In section 5.3. of the following book an analysis of carry propagation in the ripple carry adder is performed. However the statistical analysis doesn't particularly convince me. Specifically at the beginning of page 81 it is stated that "The probability that a carry generated at position i will propagate up to and including position $j - 1$ and sto at position $j(j > i)$ is $2^{-(j-1-i)}\times1/2$".

However my modeling gives me a different result, to be honest the result given by the book is not explained very well, IMHO.

Here is my derivation,

I call $g_i$ the event that a carry is generated at position $i$, $p_i$ the event that a carry is propagated through the position $i$ and $a_i$ the event that it is annihileted. All of these events depend only from $x_i, y_i$ (bits of the input). I have to compute the probability

$$Pr\left(g_i,p_{i+1},...,p_{j-1},a_{j}\right) = Pr(g_i) \prod_{k=i}^{j-1}Pr(p_{k}) Pr(a_j)$$

However when I substitute the probabilities given by the book at the beginning of page 81 the result that comes out from my expression is not the same, so probably both I'm missing something or the book's result is wrong.

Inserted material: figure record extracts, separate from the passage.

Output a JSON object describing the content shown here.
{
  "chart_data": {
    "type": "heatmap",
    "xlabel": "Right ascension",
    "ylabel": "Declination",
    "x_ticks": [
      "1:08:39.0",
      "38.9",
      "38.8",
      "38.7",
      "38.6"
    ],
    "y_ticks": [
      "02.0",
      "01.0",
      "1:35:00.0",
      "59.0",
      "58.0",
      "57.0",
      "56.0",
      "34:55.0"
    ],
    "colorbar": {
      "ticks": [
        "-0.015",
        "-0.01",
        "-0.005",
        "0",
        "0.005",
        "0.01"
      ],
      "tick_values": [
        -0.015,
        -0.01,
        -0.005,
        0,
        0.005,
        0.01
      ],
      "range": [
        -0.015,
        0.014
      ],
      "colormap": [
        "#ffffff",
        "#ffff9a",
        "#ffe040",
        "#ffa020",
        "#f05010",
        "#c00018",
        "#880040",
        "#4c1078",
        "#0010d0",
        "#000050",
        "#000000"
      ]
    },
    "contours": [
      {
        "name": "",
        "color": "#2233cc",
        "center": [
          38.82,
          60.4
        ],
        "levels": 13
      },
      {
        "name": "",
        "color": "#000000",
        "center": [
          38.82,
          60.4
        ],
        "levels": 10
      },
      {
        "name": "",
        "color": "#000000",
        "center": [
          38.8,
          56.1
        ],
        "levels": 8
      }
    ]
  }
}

Can you help to understand where is the problem?

• Based on the example given in the book, it seems to me a chain can stop either when the carry is annihilated or when a new carry is generated. If you only count annihilation you will get half the correct probability. What probability did your modeling give you? – David K Aug 26 '16 at 19:11
• basically the same, but instead of the factor 1/2 it gives me 1/2^4 – user8469759 Aug 26 '16 at 19:16
• I think that should be $\prod_{k=i+1}^{j-1}Pr(p_{k})$ rather than $\prod_{k=i}^{j-1}Pr(p_{k})$, because you cannot have both $g_i$ and $p_i$ occur simultaneously. – David K Aug 26 '16 at 20:24

The probability that a carry generated at position $i$ will propagate up to and including position $j - 1$ and stop at position $j$ $(j > i)$
You seem to have interpreted this as "the probability that a carry is generated at position $i$ and propagates up to and including position $j - 1$ and is annihilated at position $j$". The only way for a chain to be "annihilated" is if it reaches a position where both addends have bit value $0$.
The book is interpreting this phrase to mean "the probability that a carry propagates up to and including position $j - 1$ and the chain stops for any reason at position $j$, given that a carry is generated at position $i$". Reasons for the chain to stop are because position $j$ annihilates the carry, or because position $j$ generates a new carry (which stops the previous chain), or because "position $j$" is actually the "carry out" bit (which by assumption no chain can continue beyond).
That is, the probability that the book computes as $2^{-(j-i)}$ is meant to be $$\left(\prod_{k=i+1}^{j-1}Pr(p_{k})\right) Pr(a_j \lor g_j)$$ which is a factor of $8$ greater than the result you reported.